También recordaron el juego en el viejo Mundial de Rusia 2018. El resultado y la reacción de los aficionados mexicanos tras el gol del Chucky Lozano. Ahora, la reforzada Selección Mexicana tenía la oportunidad de levantar la Copa del Mundo y poner en su lugar al once teutón.

A más de 11 mil kilómetros, en territorio Hidalguense, el viejo Julio Gómez mira por televisión abierta el juego en Tokio. Se emociona al reconocer el técnico alemán. Dice que se llama Emre Can y que un día lo venció en un estadio de Torreón. Y vuelve a hablar del gol olímpico de Espericueta, del golpe que se dio en el poste enemigo y de aquel tanto de chilena, con todo y venda en la cabeza, que le diera a México el pase a la final en el Mundial Sub 17.
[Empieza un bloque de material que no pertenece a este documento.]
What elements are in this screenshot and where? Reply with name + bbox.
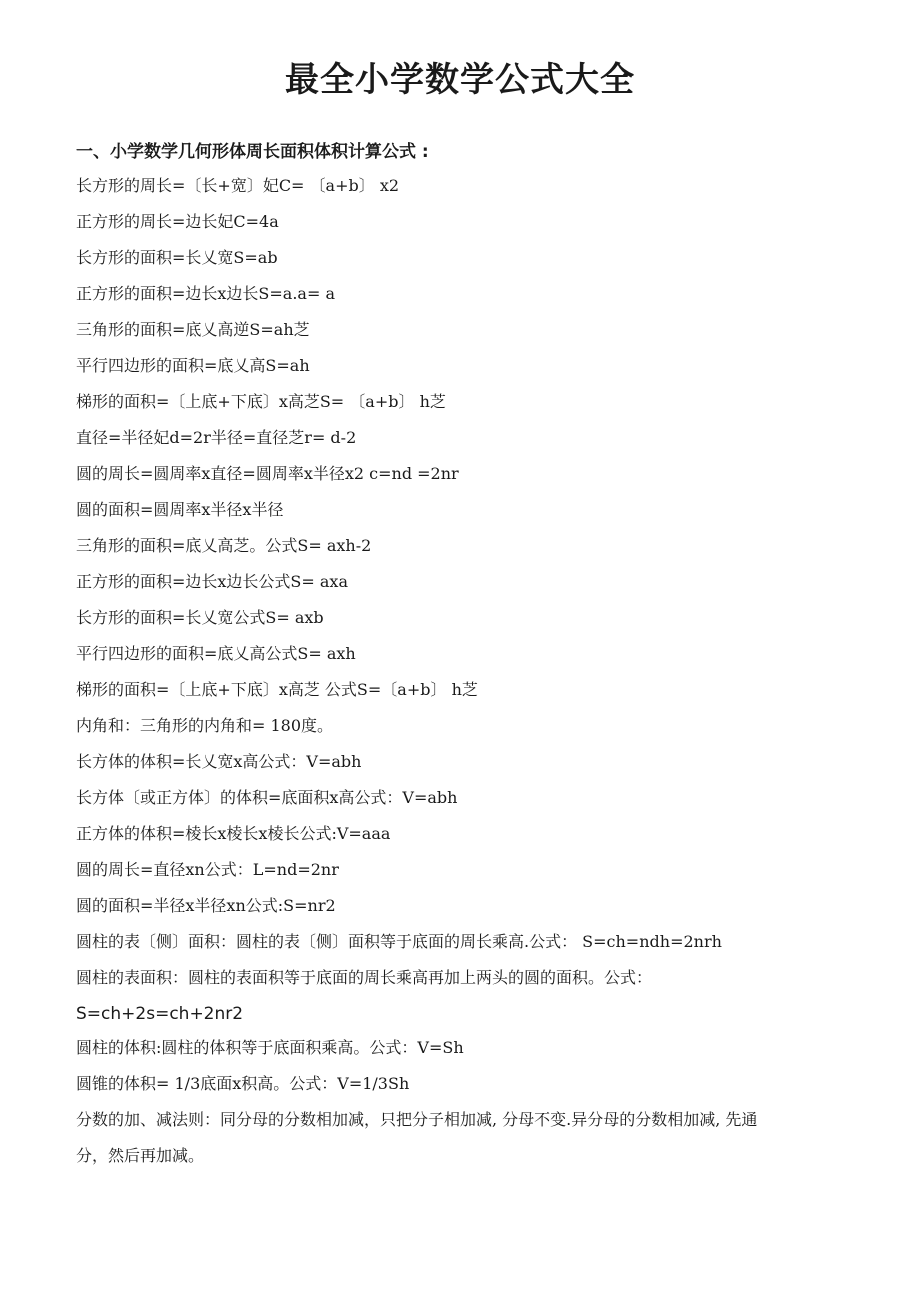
formula-line: 长方形的面积=长乂宽公式S= axb <box>76 608 324 627</box>
formula-line: 圆锥的体积= 1/3底面x积高。公式：V=1/3Sh <box>76 1074 410 1093</box>
formula-line: 正方形的周长=边长妃C=4a <box>76 212 279 231</box>
formula-line: 长方体〔或正方体〕的体积=底面积x高公式：V=abh <box>76 788 458 807</box>
page-title: 最全小学数学公式大全 <box>285 60 635 100</box>
formula-line: 圆的面积=圆周率x半径x半径 <box>76 500 284 519</box>
formula-line: 圆柱的体积:圆柱的体积等于底面积乘高。公式：V=Sh <box>76 1038 464 1057</box>
formula-line: 内角和：三角形的内角和= 180度。 <box>76 716 334 735</box>
formula-line: 长方形的周长=〔长+宽〕妃C= 〔a+b〕 x2 <box>76 176 400 195</box>
formula-line: 正方形的面积=边长x边长S=a.a= a <box>76 284 335 303</box>
formula-line: 三角形的面积=底乂高逆S=ah芝 <box>76 320 310 339</box>
formula-line: 平行四边形的面积=底乂高公式S= axh <box>76 644 356 663</box>
formula-line: 圆的周长=直径xn公式：L=nd=2nr <box>76 860 339 879</box>
rule-line: 分数的加、减法则：同分母的分数相加减，只把分子相加减, 分母不变.异分母的分数相加减, 先通 <box>76 1110 758 1129</box>
formula-line: 长方形的面积=长乂宽S=ab <box>76 248 278 267</box>
rule-line-continuation: 分，然后再加减。 <box>76 1146 205 1165</box>
formula-line: 正方形的面积=边长x边长公式S= axa <box>76 572 348 591</box>
formula-line-standalone: S=ch+2s=ch+2nr2 <box>76 1004 244 1024</box>
formula-line: 梯形的面积=〔上底+下底〕x高芝S= 〔a+b〕 h芝 <box>76 392 446 411</box>
formula-line: 平行四边形的面积=底乂高S=ah <box>76 356 310 375</box>
formula-line: 长方体的体积=长乂宽x高公式：V=abh <box>76 752 362 771</box>
formula-line: 正方体的体积=棱长x棱长x棱长公式:V=aaa <box>76 824 391 843</box>
section-heading: 一、小学数学几何形体周长面积体积计算公式 : <box>76 142 429 162</box>
formula-line: 直径=半径妃d=2r半径=直径芝r= d-2 <box>76 428 357 447</box>
formula-line: 圆柱的表面积：圆柱的表面积等于底面的周长乘高再加上两头的圆的面积。公式： <box>76 968 653 987</box>
formula-line: 圆柱的表〔侧〕面积：圆柱的表〔侧〕面积等于底面的周长乘高.公式： S=ch=ndh=2nrh <box>76 932 722 951</box>
formula-line: 三角形的面积=底乂高芝。公式S= axh-2 <box>76 536 372 555</box>
formula-line: 圆的周长=圆周率x直径=圆周率x半径x2 c=nd =2nr <box>76 464 459 483</box>
formula-line: 圆的面积=半径x半径xn公式:S=nr2 <box>76 896 336 915</box>
formula-list <box>76 170 846 1176</box>
formula-line: 梯形的面积=〔上底+下底〕x高芝 公式S=〔a+b〕 h芝 <box>76 680 478 699</box>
Nadie lo escucha. La gente mira el televisor de aquella fondita en Pachuca, con el Pato Carrizo robando la banda derecha y buscando con la mirada a su inseparable Goncalves. El mexicano con piel brasileña esconde el esférico, hace magia con sus pies, mientras los enormes alemanes intentan partirlo como una vez lo hicieron con el Muro de Berlín.
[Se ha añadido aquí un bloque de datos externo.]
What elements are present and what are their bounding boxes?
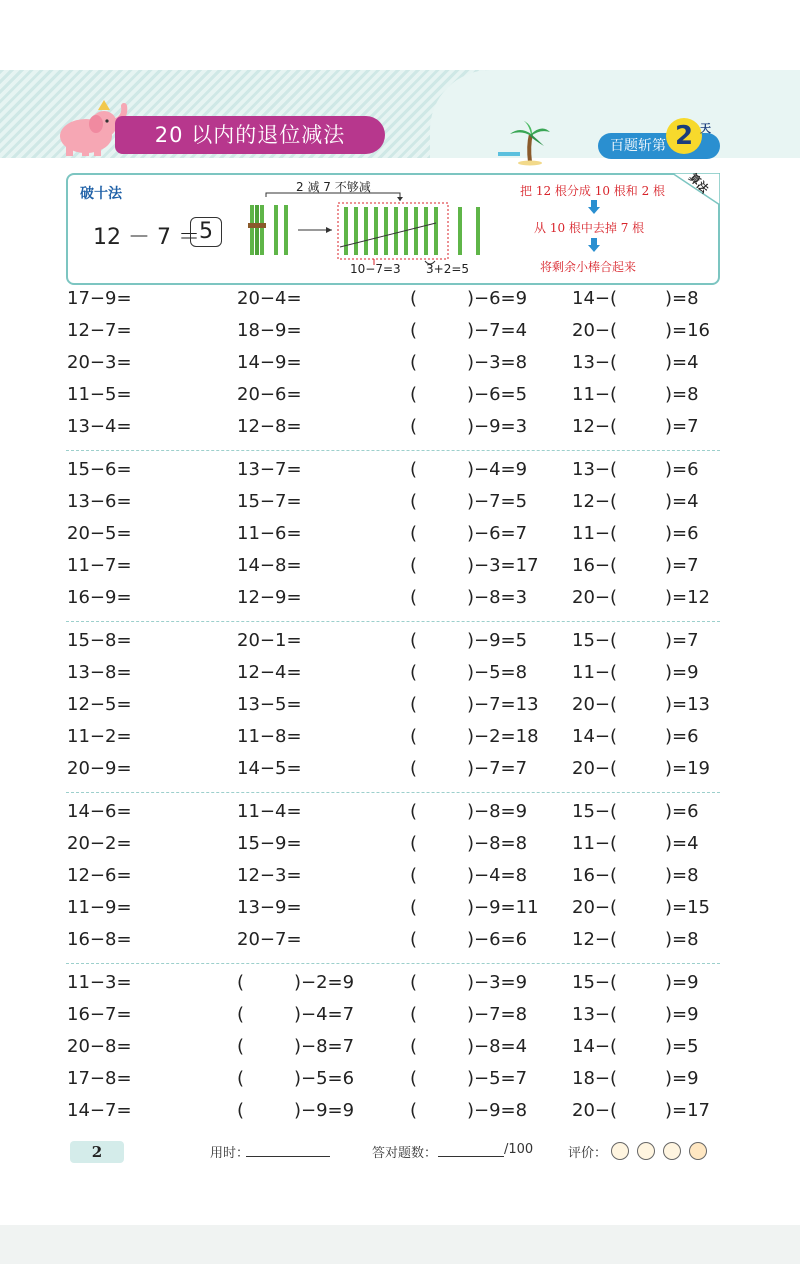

Hasta que llega la inevitable falta dentro del área, el hachazo sin piedad ante el adolorido Joao Goncalves y el penal contra Alemania, en el minuto 88. “¡Atención, el árbitro marca penal, penal para México!”, grita el locutor de TVGol y todo el pueblo mexicano, a lo lejos, se emociona con lo que parece ser el día que México fue campeón del mundo.
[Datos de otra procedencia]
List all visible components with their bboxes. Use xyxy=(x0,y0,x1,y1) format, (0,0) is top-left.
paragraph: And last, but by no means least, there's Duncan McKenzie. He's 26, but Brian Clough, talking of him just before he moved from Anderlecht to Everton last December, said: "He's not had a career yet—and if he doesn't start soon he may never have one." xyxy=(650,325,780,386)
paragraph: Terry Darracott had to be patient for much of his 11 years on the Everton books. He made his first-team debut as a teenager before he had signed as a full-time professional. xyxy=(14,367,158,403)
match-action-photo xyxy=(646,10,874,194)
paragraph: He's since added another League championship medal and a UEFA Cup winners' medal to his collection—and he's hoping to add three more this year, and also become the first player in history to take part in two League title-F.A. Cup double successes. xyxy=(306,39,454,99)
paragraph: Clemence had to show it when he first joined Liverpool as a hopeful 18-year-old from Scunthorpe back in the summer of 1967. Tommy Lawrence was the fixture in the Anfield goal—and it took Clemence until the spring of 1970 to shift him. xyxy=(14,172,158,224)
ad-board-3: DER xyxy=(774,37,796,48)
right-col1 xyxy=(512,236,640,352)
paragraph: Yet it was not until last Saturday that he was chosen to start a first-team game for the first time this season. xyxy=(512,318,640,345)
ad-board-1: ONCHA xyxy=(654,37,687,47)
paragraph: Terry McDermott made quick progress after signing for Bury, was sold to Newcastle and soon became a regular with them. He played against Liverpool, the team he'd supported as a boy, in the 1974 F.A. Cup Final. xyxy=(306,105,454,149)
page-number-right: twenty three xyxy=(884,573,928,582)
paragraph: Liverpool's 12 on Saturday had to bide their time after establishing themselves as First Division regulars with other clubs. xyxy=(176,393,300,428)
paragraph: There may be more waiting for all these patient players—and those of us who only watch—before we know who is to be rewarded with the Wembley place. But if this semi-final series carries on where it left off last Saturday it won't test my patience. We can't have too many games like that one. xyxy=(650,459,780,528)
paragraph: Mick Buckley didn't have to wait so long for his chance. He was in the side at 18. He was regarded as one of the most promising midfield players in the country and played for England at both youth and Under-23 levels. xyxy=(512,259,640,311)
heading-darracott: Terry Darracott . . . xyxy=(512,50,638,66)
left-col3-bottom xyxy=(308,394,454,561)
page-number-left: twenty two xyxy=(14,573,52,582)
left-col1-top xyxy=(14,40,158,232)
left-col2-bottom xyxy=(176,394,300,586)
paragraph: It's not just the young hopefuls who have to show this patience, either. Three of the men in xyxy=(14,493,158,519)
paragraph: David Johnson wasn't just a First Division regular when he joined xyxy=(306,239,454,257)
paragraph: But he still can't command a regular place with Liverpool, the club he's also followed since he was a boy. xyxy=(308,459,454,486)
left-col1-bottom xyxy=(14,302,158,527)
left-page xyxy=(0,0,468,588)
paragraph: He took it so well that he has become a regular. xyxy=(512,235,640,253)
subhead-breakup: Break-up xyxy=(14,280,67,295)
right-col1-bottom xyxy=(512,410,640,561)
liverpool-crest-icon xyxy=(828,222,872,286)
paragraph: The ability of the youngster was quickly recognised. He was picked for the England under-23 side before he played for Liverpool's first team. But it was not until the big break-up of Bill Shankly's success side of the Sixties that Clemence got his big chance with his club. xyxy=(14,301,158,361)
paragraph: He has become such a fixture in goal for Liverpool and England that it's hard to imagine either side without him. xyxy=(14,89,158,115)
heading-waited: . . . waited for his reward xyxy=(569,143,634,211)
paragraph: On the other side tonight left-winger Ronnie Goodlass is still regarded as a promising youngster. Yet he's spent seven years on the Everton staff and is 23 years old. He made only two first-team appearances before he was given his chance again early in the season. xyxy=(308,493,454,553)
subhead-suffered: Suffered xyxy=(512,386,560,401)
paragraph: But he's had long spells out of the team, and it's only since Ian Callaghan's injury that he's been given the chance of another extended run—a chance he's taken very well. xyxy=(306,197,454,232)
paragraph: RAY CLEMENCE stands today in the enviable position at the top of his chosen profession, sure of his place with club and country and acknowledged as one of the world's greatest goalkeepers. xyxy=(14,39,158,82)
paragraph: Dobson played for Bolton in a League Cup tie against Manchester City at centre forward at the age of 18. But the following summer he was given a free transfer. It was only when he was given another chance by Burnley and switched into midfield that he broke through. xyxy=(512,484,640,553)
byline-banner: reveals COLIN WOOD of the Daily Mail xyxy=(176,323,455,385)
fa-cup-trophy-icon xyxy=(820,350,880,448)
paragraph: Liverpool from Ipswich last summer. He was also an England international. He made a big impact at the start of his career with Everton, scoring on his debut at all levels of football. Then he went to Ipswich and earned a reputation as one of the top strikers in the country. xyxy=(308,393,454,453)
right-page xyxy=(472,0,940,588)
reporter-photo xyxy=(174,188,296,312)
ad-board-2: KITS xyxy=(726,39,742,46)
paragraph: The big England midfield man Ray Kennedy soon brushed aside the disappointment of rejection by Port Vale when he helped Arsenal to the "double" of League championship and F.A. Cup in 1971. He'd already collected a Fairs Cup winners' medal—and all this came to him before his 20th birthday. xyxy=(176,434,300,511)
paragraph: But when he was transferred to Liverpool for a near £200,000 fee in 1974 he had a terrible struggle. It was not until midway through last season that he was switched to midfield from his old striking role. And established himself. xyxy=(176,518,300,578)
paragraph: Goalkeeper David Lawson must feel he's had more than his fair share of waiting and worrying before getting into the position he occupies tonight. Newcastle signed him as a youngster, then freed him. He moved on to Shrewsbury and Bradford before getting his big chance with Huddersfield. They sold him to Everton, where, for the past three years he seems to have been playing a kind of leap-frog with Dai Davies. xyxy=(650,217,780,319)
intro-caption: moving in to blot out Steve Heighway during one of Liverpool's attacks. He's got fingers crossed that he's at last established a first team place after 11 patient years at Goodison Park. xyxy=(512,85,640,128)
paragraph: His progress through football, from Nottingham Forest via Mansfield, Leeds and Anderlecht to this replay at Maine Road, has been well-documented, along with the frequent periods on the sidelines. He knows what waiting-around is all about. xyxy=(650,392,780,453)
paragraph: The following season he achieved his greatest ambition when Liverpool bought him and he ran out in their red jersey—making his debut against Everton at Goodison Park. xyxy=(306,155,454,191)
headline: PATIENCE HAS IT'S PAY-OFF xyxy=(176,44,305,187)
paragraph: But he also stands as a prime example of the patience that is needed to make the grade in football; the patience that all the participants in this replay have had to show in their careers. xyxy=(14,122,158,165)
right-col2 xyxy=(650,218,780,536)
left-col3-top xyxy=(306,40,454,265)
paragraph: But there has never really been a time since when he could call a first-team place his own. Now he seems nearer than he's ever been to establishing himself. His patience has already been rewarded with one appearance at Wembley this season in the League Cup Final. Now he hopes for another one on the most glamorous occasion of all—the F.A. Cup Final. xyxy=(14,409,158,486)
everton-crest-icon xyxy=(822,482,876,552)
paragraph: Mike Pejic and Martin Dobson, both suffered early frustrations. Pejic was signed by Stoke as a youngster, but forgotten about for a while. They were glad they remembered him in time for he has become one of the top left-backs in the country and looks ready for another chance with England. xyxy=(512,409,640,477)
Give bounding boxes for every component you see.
Julio Gómez no lo puede creer, pero en las tribunas de Tokio comienza el murmullo que en segundos se vuelve en un gigantesco: “¡Gómez, Gómez, Gómez!”. La afición que está en la fonda de Pachuca voltea a mirar al viejo, quien de pronto se observa con la venda en la cabeza y el uniforme tricolor enfundado.

Atónito mira en la TV que el técnico Salgado tiene el rostro del Potro Gutiérrez, aquel que lo hizo campeón del mundo en la Sub 17. En la pantalla, el Potro le dice: “Momia, es tu turno”. El locutor lo grita a los cuatro vientos: “Señoras y señores, Julio Gómez va a tirar el penal y es mexicano”.

Los gritos de “Julio, Julio” se escuchan más cerca, vienen del Potro Gutiérrez, quien toca a la puerta. Julio, aún de 17 años, abre los ojos. Despierta en 2011. Más tarde le confesaría a su entrenador que tuvo un sueño extraño, con la Copa del Mundo en sus manos, aunque con jugadores extranjeros. El Potro mira burlón al Cabeza de cebolla, como le dice al chico con la venda en la cabeza. “Un día de estos, Julio… un día de estos”.